Secretly and silently then the Redmen laid their plans. But this
time the war did not burst forth entirely without warning. For
when the Redman has truly given his faith and love nothing makes
him false.
Now there was a chieftain named Sanute who had given his friendship
to a Scotsman named Fraser, and he could not bear to think of his
friend being slaughtered. So one day Sanute came to Fraser's wife
to warn her.
"The British are all bad," he said, "they will all go to an
evil place. The Yamassees also will go there if they allow these
Pale-faces to remain longer in the land. So we will slay them all.
We only wait for the sign of a bloody stick which the Creeks will
send. Then the Creeks, the Yamassees, and many other nations will
join with the Spaniards to slay the British. So fly in all haste
to Charleston. And if your own boat is not large enough I will lend
you my canoe."
Mrs. Fraser was very much frightened when she heard Sanute speak
like this. But when she told her husband he laughed at her fears.

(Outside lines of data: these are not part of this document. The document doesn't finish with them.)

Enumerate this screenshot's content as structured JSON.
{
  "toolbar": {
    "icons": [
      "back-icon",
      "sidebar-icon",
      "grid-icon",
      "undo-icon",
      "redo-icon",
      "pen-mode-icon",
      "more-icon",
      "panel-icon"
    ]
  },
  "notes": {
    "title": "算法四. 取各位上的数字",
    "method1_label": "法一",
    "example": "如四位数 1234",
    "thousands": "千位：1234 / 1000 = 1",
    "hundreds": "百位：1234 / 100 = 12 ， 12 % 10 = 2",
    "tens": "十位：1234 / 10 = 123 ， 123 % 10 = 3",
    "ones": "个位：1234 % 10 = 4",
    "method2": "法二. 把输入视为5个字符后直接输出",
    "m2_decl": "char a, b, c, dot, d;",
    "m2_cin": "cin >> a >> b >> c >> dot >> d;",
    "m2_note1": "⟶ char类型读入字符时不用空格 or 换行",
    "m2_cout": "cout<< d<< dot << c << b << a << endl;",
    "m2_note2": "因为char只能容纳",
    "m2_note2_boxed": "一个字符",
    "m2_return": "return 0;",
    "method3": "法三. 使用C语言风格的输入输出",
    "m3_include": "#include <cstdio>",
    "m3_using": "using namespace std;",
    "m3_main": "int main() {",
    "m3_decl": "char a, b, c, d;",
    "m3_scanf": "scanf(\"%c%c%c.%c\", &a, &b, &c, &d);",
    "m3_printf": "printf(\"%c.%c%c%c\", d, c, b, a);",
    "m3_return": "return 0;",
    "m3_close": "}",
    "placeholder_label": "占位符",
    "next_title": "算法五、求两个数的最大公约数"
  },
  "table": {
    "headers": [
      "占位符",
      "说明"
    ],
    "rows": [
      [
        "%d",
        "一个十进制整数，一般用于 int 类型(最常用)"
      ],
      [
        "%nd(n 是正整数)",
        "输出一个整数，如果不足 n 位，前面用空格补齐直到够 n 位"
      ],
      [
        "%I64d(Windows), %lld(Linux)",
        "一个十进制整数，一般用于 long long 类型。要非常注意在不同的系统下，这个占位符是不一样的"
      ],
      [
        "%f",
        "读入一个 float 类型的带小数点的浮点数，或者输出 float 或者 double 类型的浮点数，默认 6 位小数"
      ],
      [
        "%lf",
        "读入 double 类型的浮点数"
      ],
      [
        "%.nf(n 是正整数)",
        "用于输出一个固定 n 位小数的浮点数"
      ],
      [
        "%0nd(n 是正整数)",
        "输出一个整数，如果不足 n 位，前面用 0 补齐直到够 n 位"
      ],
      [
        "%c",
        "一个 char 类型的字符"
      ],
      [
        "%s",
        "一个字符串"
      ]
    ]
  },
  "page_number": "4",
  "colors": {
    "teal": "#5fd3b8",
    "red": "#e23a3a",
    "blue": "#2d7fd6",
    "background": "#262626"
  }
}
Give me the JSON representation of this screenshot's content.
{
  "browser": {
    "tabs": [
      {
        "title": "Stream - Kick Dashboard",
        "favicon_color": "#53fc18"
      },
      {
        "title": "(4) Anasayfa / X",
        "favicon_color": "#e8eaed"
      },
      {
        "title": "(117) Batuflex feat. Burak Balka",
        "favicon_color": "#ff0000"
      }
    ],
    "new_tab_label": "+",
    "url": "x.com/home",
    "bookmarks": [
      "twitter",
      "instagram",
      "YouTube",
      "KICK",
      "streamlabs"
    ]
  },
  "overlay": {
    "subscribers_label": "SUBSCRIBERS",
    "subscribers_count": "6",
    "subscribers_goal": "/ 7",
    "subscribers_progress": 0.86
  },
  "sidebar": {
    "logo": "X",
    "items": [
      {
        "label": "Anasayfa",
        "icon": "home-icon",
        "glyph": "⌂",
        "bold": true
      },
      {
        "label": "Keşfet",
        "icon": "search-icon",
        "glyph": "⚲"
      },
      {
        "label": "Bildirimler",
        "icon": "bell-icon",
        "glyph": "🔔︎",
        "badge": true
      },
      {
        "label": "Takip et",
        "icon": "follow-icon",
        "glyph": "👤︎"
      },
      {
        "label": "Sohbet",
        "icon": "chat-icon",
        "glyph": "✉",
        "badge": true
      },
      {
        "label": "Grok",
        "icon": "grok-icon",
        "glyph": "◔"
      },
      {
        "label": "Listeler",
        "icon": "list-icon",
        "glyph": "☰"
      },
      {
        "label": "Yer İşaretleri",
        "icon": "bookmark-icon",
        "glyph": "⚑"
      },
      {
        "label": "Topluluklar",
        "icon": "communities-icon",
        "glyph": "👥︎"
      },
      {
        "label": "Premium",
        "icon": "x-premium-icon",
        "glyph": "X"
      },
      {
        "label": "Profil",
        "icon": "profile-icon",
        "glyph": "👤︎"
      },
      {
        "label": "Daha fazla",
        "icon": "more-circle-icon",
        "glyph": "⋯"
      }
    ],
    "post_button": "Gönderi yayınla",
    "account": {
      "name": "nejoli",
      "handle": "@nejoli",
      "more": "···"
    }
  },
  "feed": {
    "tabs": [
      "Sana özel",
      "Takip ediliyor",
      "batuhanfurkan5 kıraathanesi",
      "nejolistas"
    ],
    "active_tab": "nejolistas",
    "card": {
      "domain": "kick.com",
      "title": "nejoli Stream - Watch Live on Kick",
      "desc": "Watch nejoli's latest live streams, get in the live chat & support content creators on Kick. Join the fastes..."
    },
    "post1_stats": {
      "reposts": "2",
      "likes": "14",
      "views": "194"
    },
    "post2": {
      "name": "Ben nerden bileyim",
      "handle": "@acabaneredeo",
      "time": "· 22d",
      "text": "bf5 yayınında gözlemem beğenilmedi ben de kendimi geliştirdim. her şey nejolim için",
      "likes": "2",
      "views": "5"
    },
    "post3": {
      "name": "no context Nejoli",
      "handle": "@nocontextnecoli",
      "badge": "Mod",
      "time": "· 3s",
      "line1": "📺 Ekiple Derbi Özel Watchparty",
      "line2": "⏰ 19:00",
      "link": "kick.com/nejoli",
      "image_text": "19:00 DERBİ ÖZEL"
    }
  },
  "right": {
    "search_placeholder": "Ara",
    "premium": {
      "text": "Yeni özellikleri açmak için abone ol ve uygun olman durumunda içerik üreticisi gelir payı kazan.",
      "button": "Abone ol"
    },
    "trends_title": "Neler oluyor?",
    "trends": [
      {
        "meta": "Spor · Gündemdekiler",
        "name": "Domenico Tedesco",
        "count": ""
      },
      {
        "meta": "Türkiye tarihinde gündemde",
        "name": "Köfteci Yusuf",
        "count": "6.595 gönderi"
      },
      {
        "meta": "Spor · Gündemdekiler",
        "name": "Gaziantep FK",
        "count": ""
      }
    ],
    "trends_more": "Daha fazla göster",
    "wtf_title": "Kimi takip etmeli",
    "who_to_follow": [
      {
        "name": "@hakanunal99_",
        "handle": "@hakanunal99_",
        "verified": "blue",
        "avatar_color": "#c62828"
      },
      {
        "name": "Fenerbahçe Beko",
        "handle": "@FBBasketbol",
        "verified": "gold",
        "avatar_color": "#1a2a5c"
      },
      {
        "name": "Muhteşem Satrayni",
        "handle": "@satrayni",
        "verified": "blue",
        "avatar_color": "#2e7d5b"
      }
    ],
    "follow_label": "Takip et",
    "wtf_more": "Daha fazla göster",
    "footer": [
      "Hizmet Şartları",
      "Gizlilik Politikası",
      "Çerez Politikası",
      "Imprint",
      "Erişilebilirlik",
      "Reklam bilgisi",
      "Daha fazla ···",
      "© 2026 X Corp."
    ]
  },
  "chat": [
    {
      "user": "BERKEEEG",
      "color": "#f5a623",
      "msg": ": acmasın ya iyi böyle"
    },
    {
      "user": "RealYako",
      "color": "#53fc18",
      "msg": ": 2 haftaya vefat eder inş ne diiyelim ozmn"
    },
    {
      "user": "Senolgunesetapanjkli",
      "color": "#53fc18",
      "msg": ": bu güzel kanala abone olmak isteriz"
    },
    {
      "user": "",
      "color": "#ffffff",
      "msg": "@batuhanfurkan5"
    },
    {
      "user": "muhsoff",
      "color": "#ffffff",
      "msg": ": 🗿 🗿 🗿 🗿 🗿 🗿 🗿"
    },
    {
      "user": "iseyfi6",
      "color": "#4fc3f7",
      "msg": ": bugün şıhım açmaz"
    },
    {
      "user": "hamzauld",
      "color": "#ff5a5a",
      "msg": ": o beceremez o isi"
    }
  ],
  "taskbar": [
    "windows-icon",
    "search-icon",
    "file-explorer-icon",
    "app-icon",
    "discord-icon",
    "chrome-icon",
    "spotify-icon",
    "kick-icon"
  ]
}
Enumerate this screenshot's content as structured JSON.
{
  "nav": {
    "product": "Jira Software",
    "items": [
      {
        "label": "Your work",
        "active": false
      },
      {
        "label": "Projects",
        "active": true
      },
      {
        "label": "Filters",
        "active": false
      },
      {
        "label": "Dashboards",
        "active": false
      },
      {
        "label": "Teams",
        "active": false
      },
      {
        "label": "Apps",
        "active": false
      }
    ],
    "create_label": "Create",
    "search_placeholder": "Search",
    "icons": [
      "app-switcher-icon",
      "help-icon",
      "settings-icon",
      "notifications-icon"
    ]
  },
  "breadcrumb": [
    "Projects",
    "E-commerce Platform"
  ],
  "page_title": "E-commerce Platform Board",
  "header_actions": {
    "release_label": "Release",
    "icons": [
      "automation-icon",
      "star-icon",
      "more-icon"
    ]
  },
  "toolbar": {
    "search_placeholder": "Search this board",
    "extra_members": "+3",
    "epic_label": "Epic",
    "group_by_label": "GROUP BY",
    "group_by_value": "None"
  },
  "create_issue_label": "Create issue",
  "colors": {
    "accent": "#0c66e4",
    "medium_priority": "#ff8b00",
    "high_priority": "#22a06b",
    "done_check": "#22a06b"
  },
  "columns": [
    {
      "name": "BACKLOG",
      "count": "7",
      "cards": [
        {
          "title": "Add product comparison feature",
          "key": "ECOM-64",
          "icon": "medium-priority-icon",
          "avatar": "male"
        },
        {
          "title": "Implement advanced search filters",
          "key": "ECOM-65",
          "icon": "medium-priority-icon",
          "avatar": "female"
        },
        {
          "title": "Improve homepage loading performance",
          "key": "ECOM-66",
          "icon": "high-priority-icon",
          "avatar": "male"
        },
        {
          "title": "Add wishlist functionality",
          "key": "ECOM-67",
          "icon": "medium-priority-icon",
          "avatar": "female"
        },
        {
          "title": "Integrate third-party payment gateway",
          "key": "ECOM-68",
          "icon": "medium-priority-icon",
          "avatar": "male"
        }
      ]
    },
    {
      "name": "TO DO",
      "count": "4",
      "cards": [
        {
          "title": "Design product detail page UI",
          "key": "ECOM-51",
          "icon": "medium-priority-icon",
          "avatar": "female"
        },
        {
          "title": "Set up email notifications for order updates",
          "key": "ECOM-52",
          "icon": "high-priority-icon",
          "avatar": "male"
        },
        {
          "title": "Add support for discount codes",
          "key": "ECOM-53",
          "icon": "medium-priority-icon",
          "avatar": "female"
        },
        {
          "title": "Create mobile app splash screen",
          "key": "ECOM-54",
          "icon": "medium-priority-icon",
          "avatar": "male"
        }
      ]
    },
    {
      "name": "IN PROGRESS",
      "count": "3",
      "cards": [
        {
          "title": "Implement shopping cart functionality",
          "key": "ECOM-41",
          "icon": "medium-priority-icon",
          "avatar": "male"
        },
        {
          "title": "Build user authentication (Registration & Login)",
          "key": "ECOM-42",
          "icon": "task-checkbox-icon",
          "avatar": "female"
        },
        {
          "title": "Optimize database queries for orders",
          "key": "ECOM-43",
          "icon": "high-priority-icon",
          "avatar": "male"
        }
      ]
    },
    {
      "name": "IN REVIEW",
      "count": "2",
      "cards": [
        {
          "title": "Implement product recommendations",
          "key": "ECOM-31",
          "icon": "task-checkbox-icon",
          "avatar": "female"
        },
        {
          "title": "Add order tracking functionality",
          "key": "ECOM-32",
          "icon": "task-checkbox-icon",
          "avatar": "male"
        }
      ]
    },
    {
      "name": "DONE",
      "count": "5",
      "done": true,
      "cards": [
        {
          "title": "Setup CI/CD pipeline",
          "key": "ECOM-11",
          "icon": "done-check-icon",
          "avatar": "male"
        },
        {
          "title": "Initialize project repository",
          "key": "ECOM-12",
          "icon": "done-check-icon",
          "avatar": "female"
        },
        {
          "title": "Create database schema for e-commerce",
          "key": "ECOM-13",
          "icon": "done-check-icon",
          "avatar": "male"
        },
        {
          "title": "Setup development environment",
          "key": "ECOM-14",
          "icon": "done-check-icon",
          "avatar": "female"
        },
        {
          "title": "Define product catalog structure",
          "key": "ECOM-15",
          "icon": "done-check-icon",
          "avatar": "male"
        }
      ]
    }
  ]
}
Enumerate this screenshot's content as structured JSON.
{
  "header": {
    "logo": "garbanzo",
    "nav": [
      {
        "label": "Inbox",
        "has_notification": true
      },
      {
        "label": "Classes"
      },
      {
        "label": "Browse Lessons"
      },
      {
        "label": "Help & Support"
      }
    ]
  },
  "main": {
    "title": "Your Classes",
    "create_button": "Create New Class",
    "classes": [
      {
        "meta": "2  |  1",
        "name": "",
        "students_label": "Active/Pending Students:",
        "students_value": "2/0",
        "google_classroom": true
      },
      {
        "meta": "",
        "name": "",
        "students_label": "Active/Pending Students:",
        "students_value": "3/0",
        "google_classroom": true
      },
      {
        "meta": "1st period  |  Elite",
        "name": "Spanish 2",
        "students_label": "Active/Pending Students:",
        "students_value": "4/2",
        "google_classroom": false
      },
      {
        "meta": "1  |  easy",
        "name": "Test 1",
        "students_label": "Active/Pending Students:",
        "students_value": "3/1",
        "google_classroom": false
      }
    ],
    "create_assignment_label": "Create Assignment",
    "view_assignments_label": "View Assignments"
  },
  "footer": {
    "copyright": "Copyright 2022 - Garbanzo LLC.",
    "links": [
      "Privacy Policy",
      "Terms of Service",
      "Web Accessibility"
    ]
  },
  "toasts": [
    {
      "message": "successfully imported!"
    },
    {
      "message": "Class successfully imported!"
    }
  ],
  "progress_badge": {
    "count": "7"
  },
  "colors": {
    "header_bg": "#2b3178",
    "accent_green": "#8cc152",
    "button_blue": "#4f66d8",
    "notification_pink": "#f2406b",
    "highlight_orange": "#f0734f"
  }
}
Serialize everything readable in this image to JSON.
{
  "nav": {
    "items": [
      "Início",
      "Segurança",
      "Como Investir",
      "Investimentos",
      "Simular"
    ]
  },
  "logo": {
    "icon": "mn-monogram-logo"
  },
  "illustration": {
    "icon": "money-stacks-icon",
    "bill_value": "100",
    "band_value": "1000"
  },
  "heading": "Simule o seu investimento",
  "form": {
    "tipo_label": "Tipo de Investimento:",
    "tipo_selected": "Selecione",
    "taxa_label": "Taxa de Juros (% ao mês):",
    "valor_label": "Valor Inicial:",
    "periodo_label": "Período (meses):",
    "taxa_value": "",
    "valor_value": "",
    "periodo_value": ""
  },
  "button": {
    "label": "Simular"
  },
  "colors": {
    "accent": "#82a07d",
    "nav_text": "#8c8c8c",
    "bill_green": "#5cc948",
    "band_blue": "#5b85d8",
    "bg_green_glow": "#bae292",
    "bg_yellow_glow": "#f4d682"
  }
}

The idea that the Spaniards should join with the Indians against
the British seemed to him quite absurd.
"How can the Spaniards go to war with us," he said, "while they
are at peace with Great Britain?"
"I know not," replied Sanute." But the Spanish Governor has said
that soon there will be a great war between the British and the
Spaniards, and while we attack on land he will send great ships to
block up the harbours, so that neither man nor woman may escape.